Ultra-Trace Level Contaminants in materials using ETV–ICP–OES

The advanced technologies have witnessed a sharply growing demand for developing and using powerful analytical methods with respect to high sensitivities, accuracy and analysis time for characterizing of trace and ultra-trace level of impurities on different specific properties of materials. Herein, we introduce electrothermal vaporization (ETV) coupled with inductively coupled plasma optical emission spectrometry (ICP-OES) as an exceptionally sensitive solid sampling technique for purity verifications of high-performance materials based on carbon, silicon, and silicon carbide.

These materials have wide technologically innovative applications and technical importance due to its outstanding properties useful for lithium-ion batteries, fuel cells, opto- and micro-electronics, water purification, fiber optics, spintronics, refractories, electric vehicles, etc [1-2]. Depending on materials purity, the future scope of a new market can also be identified. Thus, the trace and ultra-trace element contents and other chemical parameters are of eminent importance. 

The traditional analytical techniques for purity evaluations of high-performance materials are very time-consuming and often tedious particularly for the decomposition of SiC by wet chemical procedures.

Figure 2. Temporal emission profiles of Al, B, Ca, Cr, Cu, Fe, K, Mg, Mn, Ni, Ti, V, and Zr in graphite (BAM-S009), and silicon carbide (BAM-S003)

In this study, we demonstrated that ETV-ICP-OES is applicable for determining even low-volatility analytes especially the carbide-forming elements such as Cr, Ti, V, and Zr when halogenating reagents are used to form more volatile halides of the refractory elements. The whole ETV-ICP-OES process is presented in Figure 1. Various traceable calibration strategies typically certified reference materials (CRM) and aqueous standard solutions can be used for quantitative chemical analyses.

Figure 1. An illustration of the ETV-ICP-OES system.


The employed ETV operational conditions were vaporization temperature of 1700 °C for all samples (Table 1). Various temperature programs can be used to separate elements in time which permits to minimize potential spectral interferences. Solid or liquid samples (<1 to 50 mg for solids; up to 50 μL for liquids) are placed in a pyrolytically coated, high purity graphite boat, that is resistively heated using an electronically programmable heating cycle. The boats are capable of attaining temperatures of up to 3000 °C in the ETV unit. Argon with 99.996% purity was used as protection, carrier, and bypass-gas on the ETV device. Analytes are vaporized in the presence of a halogenated modifier gas, UN1028 R12 (CCl2F2), and transported directly into the ICP (PerkinElmer, Avio 500) where they are excited, and detected by an optical emission spectrometer. Transient signals with changing intensities are generated in this method since ETV offers no constant sample introduction rate and the amount of sample introduced into the plasma varies with time. The typical transient signals of certain elements are displayed in Figure 2.

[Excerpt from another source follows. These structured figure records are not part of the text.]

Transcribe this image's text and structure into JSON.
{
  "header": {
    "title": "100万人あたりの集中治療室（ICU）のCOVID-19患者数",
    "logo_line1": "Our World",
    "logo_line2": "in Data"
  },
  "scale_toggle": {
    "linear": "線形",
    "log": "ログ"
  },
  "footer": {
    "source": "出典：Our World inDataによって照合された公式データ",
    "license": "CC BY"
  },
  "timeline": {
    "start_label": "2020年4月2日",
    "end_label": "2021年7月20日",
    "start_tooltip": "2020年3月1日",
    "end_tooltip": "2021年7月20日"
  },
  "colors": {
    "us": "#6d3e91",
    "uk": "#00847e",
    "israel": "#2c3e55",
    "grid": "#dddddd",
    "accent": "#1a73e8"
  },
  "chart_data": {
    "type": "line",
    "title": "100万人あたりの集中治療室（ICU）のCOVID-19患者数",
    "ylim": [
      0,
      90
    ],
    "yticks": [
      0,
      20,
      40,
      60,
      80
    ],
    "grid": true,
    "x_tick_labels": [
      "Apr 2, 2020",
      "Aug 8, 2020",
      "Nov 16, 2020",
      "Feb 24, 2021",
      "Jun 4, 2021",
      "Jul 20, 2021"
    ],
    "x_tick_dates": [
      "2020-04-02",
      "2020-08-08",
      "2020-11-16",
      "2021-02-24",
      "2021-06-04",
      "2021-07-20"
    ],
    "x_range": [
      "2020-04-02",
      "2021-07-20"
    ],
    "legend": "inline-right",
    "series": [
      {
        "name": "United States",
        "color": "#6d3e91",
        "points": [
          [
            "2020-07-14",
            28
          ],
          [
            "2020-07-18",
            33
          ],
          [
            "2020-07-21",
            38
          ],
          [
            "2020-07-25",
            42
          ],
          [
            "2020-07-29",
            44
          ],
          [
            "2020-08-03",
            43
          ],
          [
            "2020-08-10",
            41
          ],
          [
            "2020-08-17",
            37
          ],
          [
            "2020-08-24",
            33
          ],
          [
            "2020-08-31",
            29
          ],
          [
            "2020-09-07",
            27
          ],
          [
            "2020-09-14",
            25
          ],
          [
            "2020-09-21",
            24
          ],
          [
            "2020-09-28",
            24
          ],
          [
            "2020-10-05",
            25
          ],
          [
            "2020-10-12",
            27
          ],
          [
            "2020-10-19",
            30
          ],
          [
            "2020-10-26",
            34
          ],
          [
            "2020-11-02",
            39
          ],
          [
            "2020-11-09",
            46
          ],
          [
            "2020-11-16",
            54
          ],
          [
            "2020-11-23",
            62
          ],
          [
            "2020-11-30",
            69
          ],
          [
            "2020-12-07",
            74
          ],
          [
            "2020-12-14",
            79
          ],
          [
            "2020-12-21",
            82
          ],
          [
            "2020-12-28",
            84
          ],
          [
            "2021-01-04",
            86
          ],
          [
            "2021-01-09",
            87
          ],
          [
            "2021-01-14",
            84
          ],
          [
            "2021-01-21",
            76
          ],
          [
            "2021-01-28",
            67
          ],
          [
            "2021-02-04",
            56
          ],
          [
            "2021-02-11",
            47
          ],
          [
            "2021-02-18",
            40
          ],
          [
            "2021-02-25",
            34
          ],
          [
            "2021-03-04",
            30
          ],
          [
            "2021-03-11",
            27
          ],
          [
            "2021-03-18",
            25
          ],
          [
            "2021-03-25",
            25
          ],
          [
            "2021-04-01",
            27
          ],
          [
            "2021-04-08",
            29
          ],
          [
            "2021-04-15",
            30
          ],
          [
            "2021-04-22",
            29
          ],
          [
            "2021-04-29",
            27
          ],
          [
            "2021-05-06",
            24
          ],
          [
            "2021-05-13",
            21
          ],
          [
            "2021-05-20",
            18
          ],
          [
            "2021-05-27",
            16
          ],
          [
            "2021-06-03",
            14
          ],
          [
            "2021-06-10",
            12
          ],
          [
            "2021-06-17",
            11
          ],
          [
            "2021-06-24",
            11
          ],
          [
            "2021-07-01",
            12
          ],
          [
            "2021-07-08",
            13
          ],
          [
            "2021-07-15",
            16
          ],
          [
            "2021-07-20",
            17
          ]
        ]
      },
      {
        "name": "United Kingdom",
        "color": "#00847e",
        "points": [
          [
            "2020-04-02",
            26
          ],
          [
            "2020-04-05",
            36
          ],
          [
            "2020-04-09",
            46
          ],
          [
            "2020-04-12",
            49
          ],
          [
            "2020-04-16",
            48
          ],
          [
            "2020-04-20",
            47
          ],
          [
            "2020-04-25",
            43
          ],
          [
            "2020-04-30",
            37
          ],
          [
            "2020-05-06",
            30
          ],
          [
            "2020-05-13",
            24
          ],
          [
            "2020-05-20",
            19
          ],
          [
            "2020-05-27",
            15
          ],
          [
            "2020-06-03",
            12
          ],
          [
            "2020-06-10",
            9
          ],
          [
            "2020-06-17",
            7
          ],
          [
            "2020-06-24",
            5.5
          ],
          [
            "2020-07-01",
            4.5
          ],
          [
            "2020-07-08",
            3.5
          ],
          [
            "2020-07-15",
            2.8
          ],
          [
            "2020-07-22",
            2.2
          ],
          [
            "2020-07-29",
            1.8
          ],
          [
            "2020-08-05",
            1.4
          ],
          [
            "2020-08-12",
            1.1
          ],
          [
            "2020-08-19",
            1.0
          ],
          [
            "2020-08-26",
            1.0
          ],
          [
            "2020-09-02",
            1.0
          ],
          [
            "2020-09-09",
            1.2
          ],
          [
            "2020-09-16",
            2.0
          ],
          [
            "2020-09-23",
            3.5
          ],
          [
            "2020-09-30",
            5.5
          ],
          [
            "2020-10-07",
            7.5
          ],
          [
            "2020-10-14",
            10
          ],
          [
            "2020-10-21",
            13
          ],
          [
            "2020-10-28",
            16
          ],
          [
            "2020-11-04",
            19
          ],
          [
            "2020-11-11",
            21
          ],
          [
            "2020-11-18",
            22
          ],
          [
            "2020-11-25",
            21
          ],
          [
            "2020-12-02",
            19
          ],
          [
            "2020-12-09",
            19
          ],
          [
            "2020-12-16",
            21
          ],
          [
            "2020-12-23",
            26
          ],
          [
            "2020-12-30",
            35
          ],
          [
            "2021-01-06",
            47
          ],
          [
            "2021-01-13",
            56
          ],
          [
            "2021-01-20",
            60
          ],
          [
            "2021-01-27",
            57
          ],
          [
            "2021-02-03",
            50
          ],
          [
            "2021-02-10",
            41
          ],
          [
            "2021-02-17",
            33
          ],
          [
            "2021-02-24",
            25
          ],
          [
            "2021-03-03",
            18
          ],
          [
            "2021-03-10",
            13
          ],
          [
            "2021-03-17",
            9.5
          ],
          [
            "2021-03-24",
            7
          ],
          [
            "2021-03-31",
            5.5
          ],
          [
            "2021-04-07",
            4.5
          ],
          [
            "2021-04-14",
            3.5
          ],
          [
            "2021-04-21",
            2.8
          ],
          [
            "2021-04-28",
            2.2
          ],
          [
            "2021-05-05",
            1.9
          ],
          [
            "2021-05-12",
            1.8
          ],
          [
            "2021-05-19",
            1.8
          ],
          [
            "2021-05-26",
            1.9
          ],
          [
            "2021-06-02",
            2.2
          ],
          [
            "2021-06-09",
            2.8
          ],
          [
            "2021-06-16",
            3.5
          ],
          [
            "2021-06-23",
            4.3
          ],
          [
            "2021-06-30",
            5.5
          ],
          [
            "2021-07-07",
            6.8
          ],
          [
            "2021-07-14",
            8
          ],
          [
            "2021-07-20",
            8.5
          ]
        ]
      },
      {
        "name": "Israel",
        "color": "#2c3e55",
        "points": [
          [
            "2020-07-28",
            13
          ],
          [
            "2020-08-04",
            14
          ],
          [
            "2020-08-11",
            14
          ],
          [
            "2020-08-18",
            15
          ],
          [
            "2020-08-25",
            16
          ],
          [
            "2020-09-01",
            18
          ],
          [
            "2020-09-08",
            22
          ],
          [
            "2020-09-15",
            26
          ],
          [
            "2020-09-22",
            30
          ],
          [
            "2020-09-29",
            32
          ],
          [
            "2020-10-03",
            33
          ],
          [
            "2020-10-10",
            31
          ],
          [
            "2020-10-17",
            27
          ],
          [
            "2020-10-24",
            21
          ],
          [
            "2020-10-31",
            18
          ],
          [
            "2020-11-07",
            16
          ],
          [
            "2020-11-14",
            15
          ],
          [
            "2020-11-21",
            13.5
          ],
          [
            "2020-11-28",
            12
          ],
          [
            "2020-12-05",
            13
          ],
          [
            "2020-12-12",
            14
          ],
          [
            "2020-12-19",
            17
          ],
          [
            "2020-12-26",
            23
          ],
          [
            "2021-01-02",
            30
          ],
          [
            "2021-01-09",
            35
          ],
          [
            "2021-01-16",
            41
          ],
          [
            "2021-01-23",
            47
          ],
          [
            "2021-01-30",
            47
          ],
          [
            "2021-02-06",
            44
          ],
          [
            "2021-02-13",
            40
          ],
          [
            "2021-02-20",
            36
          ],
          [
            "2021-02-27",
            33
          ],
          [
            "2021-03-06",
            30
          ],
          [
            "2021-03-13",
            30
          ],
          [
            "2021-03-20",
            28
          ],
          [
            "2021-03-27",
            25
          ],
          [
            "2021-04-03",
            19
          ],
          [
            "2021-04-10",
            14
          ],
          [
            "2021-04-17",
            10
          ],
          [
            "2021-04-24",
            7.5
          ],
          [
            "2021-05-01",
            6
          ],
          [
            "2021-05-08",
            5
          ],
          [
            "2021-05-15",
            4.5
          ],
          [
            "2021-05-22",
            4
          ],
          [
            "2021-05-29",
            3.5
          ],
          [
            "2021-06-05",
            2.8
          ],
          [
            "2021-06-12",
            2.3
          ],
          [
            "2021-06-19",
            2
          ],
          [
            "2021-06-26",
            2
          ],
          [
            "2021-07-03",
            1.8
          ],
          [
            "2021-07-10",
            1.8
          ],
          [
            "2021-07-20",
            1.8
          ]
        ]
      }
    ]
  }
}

Certified reference materials, graphite (BAM-S009) and silicon carbide (BAM-S003), were used for the calibration. The calibration curves were obtained based on the three different masses of graphite and silicon carbide powders including a blank signal as shown in Figures 3 and 4. The calibration shows a linear trend and correlation coefficients were ranged from 0.951-0.999 for all analytes. The precision of emission signal measurements (peak area) was calculated for twenty and thirteen analytes of five replicates (n=5) in graphite and silicon carbide, respectively, which were ranged from 2.6% – 35.3 %RSD for the most of analytes.

Figure 3. Calibration Curves and %SD of three different graphite (BAM-S009) masses (10, 20, and 30 mg).
Figure 4. Calibration Curves and %SD of three different silicon carbide (BAM-S003) masses (2, 4, and 6 mg).

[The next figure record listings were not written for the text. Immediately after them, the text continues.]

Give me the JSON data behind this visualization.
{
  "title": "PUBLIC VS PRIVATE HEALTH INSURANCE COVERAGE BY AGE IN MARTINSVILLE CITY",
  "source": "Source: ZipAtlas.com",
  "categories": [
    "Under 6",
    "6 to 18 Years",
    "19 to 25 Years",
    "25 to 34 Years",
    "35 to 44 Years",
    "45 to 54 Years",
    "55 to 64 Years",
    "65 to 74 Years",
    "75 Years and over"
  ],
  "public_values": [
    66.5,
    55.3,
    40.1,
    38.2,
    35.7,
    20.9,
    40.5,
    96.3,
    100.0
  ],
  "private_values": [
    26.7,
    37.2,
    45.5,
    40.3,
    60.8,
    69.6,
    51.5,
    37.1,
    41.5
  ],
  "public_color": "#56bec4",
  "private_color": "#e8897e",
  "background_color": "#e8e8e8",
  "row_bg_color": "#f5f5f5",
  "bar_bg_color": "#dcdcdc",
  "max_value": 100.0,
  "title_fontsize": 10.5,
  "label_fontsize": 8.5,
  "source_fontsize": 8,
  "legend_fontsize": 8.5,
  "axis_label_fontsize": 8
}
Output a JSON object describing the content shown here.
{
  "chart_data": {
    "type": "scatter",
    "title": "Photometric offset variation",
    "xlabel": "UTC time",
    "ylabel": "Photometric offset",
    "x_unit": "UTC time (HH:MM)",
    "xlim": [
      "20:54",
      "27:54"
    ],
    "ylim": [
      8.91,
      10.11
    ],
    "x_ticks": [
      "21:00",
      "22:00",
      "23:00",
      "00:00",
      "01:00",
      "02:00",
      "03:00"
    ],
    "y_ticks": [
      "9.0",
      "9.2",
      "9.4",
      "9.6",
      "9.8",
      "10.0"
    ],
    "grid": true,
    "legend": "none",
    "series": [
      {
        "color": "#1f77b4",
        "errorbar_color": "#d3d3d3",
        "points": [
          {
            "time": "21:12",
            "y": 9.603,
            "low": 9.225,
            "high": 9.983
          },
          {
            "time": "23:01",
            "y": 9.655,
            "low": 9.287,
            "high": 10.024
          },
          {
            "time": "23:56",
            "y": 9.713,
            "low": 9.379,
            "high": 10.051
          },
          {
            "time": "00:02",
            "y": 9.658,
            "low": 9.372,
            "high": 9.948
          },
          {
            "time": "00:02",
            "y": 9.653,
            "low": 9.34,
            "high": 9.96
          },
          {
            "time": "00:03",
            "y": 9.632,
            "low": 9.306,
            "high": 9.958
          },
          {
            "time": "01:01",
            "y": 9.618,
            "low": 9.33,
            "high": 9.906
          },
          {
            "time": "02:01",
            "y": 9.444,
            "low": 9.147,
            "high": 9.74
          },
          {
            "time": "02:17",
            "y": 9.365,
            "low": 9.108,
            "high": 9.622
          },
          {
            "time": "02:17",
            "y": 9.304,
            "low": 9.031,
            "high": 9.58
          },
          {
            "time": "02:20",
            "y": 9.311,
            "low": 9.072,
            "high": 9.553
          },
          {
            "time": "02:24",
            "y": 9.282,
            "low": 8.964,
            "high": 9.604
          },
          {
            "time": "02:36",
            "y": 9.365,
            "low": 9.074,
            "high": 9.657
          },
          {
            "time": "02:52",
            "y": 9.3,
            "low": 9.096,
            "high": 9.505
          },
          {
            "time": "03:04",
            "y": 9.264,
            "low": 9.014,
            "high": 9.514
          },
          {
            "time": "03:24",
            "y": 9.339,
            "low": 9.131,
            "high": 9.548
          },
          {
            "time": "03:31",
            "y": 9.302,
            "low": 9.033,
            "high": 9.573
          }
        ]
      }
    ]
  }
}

For quantification of the investigated elements in the nuclear-grade graphite and silicon carbide powder samples, ~5 mg of each sample was weighed directly into the graphite boat, transferred to ETV and then vaporized by applying the heating program given in Table 1 under R12 gas at 2.0 mL min−1. R12 as a reaction gas (CCl2F2) is among the most commonly used halogenated compounds. This gas decomposes at a temperature around 700 °C, producing CF2, CF3Cl, CF4, and C2F4 radicals, which promote the analyte conversion into volatile halides and finally increase the analyte transport as a result of cluster formation [3]. Figures 5 and 6 show the concentration of more volatile elements in the nuclear-grade graphite (NBG-18) and silicon carbide powders quantified by ETV-ICP-OES. The results by ETV-ICP-OES are compared to those obtained by Glow discharge mass spectrometry (GDMS) to validate the ETV-ICP-OES method. Derived results were found to be in good agreement with GDMS values, indicating the applicability of this new method for analysis of trace and ultra-trace constituents.

Figure 5. Concentration of the more volatile elements in the graphite powder (NBG-18) quantified by ETV-ICP-OES and GDMS
Figure 6. Concentration of the more volatile elements in the silicon carbide powder quantified by ETV-ICP-OES and GDMS.